London: Exposure to a chemical once used widely in plastic bottles and still found in aluminum cans, may raise a child`s risk for developing heart problems or kidney disease by the time they are adults, new research suggests.
Laboratory studies suggest that even low levels of bisphenol A (BPA) like the ones identified in this national survey of children and adolescents increase oxidative stress and inflammation that promotes protein leakage into the urine, which is a biomarker for early renal impairment and future risk of developing coronary heart disease, according to Leonardo Trasande, MD, MPP, associate professor of pediatrics, environmental medicine, and population health, and co-lead author of the study.
In the new study Dr. Trasande, Teresa Attina , MD, PhD, MPH, and Howard Trachtman, MD, of NYU School of Medicine`s Department of Pediatrics, analyzed data on 710 children and adolescents aged 6 to 19 collected in a national survey to assess the health and nutritional status of adults and children in the United States.

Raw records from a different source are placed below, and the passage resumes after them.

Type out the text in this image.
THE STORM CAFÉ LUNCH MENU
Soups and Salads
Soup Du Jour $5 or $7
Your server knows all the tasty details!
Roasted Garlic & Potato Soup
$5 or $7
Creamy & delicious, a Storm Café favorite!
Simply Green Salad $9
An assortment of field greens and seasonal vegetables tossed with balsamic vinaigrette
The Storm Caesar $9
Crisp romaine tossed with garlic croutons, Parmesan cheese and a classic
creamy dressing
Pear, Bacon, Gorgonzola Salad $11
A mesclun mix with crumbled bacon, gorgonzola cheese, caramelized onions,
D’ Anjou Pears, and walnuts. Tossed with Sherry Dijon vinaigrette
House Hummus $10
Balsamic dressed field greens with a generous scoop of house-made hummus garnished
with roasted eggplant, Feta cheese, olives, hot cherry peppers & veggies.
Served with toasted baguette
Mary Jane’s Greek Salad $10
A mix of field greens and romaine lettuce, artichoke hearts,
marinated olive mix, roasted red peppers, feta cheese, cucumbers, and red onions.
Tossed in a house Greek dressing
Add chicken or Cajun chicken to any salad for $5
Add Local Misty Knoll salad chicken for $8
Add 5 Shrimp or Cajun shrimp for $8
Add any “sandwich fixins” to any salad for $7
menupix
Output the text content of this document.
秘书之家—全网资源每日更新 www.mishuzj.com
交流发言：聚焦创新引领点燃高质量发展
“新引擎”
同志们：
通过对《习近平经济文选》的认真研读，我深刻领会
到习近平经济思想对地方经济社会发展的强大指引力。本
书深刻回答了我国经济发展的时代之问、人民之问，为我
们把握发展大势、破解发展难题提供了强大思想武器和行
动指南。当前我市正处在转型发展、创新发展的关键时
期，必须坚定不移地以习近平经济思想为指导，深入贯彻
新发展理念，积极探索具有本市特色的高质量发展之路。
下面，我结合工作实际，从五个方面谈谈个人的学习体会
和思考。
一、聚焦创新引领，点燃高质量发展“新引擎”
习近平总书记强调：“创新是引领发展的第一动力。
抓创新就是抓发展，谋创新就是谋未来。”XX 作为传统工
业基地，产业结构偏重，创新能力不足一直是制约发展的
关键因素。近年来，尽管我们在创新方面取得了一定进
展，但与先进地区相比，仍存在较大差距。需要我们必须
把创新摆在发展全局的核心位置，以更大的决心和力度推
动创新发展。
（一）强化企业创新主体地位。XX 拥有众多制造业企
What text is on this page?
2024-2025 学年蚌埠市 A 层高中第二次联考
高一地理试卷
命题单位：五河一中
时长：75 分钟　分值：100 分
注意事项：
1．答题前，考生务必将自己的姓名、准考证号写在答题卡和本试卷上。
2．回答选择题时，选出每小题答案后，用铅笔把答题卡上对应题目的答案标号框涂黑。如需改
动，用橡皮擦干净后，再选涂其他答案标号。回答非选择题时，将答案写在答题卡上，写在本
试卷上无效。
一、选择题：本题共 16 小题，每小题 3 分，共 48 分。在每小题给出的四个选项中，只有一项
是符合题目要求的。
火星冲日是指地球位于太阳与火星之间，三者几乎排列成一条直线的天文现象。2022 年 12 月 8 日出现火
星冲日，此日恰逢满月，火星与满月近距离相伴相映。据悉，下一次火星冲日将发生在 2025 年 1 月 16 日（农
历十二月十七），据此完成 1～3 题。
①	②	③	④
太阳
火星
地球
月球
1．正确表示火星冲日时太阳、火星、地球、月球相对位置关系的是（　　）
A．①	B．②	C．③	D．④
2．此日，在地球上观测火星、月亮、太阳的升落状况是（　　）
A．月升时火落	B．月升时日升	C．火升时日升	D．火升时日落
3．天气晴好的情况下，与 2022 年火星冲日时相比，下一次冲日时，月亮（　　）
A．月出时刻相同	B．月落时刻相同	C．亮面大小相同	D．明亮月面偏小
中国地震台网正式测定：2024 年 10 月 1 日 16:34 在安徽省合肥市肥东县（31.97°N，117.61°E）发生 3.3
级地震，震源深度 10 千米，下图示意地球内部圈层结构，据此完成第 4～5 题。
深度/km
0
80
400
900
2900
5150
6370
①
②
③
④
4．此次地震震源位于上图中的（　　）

The data was from the 2009-2010 National Health and Nutrition Examination Survey (NHANES), which contained measurements on urinary BPA, and a protein called albumin, which is not normally found in urine because the spaces in the glomerular membrane of the kidney are too small to allow protein molecules to escape. If there is membrane damage as in some kidney diseases like glomerulonephritis, albumin can leak through into the urine.
The researchers controlled for risk factors such as hypertension, insulin resistance, elevated cholesterol, exposure to tobacco smoke, race/ethnicity, caregiver education, poverty to income ratio, age, weight and gender in these children. Children with the highest amount of BPA in their urine, compared to those with the lowest amount, had a higher albumin to creatinine ratio, a potential early marker of renal impairment and future risk of developing coronary heart disease, according to the study.
"While we excluded children with pre-existing kidney disease from our analysis, I am concerned that BPA exposure may have even greater effects on children with kidney disease," says Dr. Trachtman, co-lead author of the study. "Because their kidneys are already working harder to compensate and have limited functional reserve, they may be more susceptible to the adverse effects of environmental toxins. We clearly need further study of BPA exposure and its effects on the kidney both in healthy children and in children who have pre-existing kidney disease."
The researchers concluded their analysis by emphasizing the need for further research on environmental chemicals and cardiovascular disease, noting that further study may well transform our understanding "from one that focuses on dietary risks to an approach that recognizes the role of environmental chemical factors that may independently impart the risk of ... future cardiovascular disease."
The study was recently published in the online issue of Kidney International, a Nature publication.